Houston Astros
- Third baseman
- Born: October 29, 2006 (age 19) Everett, Washington, U.S.
- Bats: LeftThrows: Right
- Stats at Baseball Reference

= Xavier Neyens =

American baseball player (born 2006)

Xavier Neyens (born October 29, 2006) is an American professional baseball third baseman in the Houston Astros organization.

==Amateur career==
Neyens attended Mount Vernon High School in Mount Vernon, Washington. He played third base and was also a pitcher. He hit .422 with three home runs as a freshman in 2022 and was named the Northwest Conference MVP. As a sophomore in 2023, he played in only 14 games due to an injury and hit .405 with two home runs. As a junior in 2024, he hit .455 with three home runs, 24 runs batted in (RBI) and 20 stolen bases and went 8–0 with a 1.26 earned run average (ERA) and 60 strikeouts as a pitcher. He was named the Washington Gatorade Baseball Player of the Year and the Skagit Valley Herald Baseball Player of the Year. As a senior in 2025, he hit .456 with eight home runs and 27 RBI.
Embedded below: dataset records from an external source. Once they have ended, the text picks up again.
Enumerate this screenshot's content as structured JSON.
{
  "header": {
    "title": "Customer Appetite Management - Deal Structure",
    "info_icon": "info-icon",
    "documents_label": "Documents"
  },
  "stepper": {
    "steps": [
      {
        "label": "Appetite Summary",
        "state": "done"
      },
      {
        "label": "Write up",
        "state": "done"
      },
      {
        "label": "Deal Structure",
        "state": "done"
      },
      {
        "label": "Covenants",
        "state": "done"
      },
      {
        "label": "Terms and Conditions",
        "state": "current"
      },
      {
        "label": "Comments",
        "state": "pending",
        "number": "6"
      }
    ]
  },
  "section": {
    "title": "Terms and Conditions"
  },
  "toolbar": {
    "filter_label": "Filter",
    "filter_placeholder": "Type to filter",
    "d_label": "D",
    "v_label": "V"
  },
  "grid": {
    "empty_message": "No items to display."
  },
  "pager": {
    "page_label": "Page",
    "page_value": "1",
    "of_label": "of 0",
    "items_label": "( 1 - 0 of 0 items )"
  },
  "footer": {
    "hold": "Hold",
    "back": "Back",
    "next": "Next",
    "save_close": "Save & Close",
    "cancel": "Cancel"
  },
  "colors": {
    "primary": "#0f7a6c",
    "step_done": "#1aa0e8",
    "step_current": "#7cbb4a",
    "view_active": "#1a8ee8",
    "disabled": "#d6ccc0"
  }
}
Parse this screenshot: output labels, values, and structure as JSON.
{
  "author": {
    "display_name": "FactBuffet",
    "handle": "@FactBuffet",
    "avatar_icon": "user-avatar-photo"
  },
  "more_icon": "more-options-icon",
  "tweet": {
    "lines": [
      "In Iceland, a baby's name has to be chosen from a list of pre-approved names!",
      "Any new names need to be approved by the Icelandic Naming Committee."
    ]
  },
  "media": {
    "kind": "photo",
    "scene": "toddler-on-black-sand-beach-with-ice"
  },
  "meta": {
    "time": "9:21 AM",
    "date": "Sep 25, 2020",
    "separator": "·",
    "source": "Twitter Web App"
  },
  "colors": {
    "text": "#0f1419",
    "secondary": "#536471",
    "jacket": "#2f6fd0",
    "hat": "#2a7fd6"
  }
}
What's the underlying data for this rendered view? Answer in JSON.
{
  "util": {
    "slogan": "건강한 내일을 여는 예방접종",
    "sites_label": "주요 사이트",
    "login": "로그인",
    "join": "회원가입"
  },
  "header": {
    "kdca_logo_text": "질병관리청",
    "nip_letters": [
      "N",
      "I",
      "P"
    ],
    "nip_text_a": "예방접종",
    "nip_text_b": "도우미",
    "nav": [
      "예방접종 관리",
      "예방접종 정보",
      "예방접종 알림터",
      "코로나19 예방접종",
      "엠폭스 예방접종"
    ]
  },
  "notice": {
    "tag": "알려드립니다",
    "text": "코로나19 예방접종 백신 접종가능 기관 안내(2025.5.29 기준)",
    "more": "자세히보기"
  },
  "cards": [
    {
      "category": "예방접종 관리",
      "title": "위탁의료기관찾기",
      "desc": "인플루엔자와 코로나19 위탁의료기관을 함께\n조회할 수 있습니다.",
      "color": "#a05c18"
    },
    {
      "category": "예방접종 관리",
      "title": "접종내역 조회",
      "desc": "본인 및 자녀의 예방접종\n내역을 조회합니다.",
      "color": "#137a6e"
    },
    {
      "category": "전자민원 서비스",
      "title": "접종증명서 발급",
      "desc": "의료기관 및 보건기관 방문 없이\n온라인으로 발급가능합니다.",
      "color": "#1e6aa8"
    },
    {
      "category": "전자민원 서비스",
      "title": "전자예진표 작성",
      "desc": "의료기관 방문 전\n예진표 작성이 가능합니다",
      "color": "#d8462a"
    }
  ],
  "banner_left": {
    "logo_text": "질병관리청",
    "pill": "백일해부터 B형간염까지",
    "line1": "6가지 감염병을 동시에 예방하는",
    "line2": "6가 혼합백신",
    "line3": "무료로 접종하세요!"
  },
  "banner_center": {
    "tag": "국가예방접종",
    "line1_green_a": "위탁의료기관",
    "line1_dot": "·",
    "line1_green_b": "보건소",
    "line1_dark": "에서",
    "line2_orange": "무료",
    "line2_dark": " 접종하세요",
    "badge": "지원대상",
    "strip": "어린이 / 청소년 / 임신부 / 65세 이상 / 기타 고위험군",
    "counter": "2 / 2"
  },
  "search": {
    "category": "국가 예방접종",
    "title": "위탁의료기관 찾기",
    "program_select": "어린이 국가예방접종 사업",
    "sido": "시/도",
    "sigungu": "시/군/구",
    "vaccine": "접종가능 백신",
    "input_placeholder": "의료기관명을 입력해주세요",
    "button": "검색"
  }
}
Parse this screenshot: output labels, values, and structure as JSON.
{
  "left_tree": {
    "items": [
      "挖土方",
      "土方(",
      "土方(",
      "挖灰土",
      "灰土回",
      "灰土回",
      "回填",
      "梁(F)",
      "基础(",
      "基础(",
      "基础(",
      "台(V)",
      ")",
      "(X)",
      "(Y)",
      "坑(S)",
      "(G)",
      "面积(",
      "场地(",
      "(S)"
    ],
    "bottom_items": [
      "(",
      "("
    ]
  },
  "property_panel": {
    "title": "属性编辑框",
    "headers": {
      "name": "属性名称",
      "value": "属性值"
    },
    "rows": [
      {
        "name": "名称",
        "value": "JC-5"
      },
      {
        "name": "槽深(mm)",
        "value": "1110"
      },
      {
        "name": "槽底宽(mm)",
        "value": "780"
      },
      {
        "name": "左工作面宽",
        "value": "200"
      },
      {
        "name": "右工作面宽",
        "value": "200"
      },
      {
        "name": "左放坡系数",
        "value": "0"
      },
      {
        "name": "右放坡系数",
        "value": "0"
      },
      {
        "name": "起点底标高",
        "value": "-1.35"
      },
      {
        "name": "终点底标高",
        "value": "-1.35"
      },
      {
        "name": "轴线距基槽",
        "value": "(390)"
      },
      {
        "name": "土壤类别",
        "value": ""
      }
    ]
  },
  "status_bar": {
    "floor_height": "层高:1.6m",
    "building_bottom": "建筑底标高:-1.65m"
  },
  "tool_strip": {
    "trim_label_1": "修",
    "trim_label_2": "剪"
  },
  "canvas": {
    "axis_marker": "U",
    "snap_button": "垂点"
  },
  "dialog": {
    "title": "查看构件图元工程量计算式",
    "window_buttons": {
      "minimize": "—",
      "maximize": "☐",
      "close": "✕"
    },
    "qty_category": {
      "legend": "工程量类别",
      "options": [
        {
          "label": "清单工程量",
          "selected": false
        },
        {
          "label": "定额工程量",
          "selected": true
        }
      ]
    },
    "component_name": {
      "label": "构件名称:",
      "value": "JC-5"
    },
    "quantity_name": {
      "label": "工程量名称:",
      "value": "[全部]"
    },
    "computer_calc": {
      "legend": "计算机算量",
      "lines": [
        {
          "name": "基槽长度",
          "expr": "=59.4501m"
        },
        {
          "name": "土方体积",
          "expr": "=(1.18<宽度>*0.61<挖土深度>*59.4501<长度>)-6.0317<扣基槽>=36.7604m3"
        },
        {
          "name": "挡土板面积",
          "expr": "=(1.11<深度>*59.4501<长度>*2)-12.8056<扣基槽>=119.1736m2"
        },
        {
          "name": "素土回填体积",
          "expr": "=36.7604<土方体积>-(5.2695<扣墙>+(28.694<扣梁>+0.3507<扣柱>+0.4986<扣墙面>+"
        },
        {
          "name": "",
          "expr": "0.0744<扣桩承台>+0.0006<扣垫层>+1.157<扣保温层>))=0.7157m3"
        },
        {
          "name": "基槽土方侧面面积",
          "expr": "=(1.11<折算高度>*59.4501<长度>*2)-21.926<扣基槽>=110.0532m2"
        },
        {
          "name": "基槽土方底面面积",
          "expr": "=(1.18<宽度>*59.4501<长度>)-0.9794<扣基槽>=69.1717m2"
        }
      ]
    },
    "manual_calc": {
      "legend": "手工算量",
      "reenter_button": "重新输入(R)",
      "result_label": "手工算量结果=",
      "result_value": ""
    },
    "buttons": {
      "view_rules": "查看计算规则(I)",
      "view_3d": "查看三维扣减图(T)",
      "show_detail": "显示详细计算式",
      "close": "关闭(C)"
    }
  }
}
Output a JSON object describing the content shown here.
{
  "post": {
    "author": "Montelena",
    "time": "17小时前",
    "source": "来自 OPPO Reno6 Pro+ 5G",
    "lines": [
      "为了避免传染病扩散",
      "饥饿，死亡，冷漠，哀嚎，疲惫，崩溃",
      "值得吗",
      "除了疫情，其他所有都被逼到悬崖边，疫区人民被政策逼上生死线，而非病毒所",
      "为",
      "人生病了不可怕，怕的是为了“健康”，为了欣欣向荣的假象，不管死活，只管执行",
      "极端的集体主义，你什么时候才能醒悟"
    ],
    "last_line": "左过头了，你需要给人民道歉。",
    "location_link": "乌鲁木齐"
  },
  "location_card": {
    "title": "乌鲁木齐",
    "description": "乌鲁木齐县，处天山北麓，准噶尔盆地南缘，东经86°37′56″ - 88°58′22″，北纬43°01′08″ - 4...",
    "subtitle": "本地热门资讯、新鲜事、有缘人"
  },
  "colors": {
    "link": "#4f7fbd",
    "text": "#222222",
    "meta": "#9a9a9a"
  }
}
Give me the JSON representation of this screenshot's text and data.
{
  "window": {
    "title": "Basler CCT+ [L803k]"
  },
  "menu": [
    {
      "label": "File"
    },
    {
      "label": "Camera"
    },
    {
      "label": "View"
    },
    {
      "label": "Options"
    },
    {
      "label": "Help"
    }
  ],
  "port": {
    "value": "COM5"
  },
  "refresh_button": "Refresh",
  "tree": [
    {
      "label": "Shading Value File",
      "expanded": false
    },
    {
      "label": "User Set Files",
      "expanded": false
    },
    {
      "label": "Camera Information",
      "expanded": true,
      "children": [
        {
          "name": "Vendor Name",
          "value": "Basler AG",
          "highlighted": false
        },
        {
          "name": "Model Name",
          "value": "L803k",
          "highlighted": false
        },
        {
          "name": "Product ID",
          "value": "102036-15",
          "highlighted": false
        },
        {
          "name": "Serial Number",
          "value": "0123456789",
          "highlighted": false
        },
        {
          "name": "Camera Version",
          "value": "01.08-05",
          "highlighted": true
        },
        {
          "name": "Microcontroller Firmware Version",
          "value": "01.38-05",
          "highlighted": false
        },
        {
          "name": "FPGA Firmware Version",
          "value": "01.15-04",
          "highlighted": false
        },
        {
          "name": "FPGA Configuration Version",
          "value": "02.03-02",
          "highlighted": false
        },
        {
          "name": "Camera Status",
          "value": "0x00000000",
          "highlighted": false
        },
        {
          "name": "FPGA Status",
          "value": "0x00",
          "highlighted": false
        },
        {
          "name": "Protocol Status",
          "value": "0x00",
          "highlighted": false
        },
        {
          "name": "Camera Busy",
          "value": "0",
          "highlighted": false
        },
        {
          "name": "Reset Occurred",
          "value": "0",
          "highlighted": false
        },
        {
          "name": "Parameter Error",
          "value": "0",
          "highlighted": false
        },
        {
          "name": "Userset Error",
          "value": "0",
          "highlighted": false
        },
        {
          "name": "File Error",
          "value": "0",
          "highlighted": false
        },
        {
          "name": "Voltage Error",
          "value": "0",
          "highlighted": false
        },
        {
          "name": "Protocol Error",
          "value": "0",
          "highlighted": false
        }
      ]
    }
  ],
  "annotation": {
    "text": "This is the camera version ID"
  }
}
In July 2024, Neyens competed in the High School Home Run Derby which took place in between rounds at the Major League Baseball Home Run Derby at Globe Life Field. He was committed to play college baseball at Oregon State University.

==Professional career==
Neyens was a top prospect for the 2025 Major League Baseball draft. The Houston Astros selected him with the 21st overall pick in the draft. He signed with Houston for a $4.12 million signing bonus on July 19, 2025.

Neyens made his professional debut in 2026 with the Single-A Fayetteville Woodpeckers. He was announced to play in the 2026 MLB All-Star Futures Game in Philadelphia. He was selected to the Carolina League All-Star team.